The department announced Monday that sales tax will be collected from online out-of-state retailers that exceed $100,000 in sales or have 200 or more transactions in Michigan within the previous calendar year. The rule change beginning Oct. 1 will bring in an extra $200 million per year in state revenue, according to the state agency’s estimates.
“We will be working closely with our retail and business partners to ensure a smooth transition to the new rule,” State Treasurer Nick Khouri said.
The move follows a recent U.S. Supreme Court ruling that gave states authority to require online retailers without a physical presence in the state to collect sales tax on their behalf.
Michigan already requires large retailers with a presence in the state, such as Amazon and Overstock, to charge the tax. Gov.
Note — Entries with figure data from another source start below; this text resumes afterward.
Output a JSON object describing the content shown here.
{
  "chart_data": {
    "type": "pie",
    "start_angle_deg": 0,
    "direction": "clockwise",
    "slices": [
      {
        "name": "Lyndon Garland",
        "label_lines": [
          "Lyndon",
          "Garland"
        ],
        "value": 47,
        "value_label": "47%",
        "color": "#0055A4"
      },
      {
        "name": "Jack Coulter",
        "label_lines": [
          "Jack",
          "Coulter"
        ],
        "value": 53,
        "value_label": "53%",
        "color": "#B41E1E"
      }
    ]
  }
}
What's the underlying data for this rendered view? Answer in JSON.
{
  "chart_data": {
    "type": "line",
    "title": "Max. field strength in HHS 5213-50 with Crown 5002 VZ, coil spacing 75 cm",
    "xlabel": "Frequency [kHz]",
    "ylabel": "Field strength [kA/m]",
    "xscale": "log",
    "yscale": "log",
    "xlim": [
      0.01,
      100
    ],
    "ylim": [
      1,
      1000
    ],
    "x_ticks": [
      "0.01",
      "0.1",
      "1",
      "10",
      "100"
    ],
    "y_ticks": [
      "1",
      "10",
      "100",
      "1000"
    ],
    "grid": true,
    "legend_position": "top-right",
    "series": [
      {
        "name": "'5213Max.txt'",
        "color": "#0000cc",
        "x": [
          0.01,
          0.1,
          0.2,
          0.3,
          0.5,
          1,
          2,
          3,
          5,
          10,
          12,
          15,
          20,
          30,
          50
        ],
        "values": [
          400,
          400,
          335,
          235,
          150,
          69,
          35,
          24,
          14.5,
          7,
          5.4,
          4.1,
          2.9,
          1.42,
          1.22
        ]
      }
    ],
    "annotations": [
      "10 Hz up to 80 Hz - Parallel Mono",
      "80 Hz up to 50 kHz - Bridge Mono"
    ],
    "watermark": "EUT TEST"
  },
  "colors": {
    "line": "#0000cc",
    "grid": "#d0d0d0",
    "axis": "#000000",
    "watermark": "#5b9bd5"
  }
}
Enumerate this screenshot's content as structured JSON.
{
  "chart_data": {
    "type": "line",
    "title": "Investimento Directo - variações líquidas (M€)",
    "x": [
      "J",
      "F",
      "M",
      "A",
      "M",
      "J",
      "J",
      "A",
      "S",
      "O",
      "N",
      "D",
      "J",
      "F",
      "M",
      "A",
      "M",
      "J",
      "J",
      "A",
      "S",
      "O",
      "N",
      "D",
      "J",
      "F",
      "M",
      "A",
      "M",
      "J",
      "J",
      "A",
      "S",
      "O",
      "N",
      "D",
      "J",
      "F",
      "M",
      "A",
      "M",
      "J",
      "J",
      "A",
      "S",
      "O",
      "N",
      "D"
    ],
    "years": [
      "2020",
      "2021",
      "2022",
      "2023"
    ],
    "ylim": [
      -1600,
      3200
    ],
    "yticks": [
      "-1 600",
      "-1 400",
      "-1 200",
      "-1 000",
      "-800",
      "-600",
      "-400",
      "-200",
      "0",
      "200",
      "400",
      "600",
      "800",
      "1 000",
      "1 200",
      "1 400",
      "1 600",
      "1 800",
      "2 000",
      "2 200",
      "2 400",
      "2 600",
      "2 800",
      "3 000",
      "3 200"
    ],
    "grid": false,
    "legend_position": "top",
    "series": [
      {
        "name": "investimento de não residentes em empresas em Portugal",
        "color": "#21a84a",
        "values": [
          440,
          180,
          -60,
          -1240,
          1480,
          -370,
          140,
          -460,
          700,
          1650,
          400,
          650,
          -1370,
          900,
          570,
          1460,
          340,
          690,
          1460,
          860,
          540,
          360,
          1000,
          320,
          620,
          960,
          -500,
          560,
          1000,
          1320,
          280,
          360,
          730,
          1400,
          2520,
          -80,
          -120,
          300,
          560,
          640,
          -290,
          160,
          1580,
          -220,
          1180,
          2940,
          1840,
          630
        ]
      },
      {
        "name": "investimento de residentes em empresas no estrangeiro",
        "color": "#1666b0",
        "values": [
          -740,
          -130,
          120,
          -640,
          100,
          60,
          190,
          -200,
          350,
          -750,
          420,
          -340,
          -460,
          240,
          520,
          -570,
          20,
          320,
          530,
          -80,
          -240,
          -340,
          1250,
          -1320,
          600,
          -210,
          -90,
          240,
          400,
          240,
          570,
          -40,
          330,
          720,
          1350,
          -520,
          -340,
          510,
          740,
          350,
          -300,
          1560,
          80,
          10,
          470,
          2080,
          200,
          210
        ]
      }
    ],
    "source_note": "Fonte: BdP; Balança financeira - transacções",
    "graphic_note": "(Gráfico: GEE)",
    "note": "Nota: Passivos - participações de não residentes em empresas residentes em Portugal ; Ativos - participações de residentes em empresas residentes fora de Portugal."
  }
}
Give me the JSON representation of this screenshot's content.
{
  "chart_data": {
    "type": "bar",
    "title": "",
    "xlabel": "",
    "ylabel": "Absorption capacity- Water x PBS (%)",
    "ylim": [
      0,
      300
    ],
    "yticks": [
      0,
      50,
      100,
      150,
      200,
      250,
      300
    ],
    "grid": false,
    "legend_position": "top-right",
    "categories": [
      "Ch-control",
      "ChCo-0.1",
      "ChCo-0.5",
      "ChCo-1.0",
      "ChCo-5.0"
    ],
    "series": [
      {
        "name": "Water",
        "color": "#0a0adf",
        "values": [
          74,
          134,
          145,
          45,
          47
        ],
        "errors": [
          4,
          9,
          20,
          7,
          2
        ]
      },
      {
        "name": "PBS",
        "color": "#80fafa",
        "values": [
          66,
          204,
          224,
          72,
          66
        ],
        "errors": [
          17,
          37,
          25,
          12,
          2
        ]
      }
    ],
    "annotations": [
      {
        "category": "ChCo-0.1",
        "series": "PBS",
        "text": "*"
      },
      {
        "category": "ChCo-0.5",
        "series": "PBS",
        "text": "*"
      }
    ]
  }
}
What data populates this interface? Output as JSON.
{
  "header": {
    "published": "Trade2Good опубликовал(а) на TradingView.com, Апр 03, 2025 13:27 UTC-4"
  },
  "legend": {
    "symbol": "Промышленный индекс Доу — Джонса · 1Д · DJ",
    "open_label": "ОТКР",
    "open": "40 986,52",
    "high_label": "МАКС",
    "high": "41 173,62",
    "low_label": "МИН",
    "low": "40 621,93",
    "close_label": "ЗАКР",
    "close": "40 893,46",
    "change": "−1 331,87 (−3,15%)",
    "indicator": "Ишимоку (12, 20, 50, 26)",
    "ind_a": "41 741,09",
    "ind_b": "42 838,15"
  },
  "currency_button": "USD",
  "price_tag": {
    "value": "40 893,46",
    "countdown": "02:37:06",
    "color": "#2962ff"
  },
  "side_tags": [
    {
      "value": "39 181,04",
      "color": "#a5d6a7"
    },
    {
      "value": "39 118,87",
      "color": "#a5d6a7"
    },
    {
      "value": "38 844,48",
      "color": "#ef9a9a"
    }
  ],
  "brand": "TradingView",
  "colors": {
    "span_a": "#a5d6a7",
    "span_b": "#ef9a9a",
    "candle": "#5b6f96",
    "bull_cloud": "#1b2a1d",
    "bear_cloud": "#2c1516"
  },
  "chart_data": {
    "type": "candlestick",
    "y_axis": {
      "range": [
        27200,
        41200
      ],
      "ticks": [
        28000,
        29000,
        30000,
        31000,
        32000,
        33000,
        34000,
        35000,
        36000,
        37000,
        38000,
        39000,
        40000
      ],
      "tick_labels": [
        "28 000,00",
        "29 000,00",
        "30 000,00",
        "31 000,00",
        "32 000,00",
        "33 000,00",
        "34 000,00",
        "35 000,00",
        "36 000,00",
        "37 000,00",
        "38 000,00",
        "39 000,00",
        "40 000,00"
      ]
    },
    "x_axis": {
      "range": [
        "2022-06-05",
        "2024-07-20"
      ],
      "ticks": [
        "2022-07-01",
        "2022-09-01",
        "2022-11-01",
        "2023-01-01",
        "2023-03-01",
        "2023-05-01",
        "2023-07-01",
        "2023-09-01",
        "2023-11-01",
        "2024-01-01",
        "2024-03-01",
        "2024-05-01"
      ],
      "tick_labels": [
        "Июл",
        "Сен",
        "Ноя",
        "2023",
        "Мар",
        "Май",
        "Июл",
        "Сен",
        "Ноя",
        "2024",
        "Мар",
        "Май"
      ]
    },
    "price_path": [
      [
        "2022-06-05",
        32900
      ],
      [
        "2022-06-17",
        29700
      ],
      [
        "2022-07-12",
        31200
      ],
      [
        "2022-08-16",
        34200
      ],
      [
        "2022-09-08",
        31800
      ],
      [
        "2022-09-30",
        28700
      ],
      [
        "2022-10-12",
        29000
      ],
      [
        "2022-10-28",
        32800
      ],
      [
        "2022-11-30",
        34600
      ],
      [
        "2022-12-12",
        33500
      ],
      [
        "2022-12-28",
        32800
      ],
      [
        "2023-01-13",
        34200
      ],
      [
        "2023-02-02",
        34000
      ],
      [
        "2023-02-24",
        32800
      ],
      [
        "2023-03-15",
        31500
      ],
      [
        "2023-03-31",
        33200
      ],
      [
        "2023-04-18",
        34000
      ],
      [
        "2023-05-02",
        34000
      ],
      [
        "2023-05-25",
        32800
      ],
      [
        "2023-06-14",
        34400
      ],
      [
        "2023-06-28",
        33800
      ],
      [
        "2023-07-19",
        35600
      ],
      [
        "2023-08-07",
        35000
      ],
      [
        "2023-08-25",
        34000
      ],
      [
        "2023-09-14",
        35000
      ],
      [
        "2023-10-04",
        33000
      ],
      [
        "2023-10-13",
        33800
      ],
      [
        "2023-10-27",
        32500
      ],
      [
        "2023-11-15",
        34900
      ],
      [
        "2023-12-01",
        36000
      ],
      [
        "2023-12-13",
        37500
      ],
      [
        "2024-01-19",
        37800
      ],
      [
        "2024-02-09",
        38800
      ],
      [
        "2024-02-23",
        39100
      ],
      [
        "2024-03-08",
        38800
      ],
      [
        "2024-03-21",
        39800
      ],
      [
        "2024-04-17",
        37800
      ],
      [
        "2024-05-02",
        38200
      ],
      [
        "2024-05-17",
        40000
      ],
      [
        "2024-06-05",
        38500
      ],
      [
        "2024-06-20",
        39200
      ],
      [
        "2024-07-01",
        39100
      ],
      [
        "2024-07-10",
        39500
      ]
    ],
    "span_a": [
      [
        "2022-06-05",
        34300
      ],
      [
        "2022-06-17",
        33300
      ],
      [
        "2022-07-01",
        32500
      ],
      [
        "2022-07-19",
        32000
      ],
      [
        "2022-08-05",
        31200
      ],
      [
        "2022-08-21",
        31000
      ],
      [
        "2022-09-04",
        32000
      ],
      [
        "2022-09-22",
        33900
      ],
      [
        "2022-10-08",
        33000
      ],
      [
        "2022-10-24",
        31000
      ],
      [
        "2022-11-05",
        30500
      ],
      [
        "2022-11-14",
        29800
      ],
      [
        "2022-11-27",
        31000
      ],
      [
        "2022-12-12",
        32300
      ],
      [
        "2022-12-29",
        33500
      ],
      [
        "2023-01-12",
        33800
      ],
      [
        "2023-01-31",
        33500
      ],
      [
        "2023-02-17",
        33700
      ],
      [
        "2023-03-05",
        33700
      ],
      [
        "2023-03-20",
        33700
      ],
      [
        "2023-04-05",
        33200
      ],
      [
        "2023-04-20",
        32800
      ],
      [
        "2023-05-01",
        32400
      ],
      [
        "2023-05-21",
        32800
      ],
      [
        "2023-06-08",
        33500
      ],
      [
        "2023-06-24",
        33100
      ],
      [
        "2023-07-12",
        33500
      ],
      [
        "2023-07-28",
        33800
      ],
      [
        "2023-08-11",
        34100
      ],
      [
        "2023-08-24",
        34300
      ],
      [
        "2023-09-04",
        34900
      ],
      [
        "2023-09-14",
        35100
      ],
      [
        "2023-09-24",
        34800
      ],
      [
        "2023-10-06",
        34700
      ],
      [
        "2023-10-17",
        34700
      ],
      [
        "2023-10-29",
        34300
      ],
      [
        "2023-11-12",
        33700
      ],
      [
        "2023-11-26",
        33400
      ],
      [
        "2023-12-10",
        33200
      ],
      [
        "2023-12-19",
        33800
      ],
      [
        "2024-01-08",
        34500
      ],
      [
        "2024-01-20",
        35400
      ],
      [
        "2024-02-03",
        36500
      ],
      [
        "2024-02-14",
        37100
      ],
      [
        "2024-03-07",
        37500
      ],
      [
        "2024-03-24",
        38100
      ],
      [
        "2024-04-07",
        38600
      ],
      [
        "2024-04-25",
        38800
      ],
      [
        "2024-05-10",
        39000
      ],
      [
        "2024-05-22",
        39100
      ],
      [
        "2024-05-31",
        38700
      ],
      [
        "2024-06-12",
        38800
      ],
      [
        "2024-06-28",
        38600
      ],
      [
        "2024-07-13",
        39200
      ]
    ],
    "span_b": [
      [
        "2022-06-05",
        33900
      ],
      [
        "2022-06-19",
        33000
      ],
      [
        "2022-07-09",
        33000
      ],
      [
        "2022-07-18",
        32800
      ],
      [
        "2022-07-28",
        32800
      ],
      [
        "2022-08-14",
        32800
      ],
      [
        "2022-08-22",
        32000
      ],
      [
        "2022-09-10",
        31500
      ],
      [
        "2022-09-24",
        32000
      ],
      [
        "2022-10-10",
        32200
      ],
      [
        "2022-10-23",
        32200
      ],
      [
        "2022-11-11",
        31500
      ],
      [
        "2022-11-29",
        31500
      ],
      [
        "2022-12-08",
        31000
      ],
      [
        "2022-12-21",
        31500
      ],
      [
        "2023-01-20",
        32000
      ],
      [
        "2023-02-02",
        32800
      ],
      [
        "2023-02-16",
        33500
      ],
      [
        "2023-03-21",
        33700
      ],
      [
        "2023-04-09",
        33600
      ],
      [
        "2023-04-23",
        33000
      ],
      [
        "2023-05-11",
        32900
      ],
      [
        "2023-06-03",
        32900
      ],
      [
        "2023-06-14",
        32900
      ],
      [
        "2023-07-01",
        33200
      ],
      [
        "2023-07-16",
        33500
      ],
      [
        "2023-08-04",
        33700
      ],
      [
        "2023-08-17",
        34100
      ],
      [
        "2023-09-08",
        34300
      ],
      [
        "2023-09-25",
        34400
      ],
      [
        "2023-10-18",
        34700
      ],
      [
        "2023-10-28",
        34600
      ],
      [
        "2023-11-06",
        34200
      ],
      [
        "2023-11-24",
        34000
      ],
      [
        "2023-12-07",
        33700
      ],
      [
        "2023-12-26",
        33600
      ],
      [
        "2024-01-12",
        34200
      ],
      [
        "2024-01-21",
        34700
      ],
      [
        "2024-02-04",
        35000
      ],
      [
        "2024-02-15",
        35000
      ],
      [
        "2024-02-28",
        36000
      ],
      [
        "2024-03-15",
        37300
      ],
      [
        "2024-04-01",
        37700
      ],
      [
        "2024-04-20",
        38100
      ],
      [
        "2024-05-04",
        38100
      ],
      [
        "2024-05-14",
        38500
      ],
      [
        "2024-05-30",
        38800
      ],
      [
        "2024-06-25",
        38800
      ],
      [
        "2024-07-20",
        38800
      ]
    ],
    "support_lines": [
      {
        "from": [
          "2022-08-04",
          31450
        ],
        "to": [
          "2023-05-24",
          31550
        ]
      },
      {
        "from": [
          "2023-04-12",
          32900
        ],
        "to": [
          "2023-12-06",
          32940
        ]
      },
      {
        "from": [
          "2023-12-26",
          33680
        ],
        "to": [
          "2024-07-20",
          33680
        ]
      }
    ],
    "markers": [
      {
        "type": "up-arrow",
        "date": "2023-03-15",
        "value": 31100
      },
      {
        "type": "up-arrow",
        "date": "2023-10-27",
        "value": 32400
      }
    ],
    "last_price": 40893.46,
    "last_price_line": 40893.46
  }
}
Rick Snyder signed a bill in 2015 that required out-of-state companies with some sort of physical presence in Michigan, such as a warehouse or distribution center, to collect sales taxes.
Michigan shoppers are already supposed to keep track of online, mail order or out-of-state purchases and self-report on tax returns. But the requirement isn’t widely enforced, and many residents fail to comply.
“This is an important step forward in the fair administration of our tax system” Khouri said. “With more and more shopping being done online, this change will make sure both hometown businesses and out-of-state online retailers are treated equally.”
Snyder’s administration is recommending that the extra revenue from the sales tax go toward road improvements. The decision on how to allocate the extra funding will be up to the Legislature.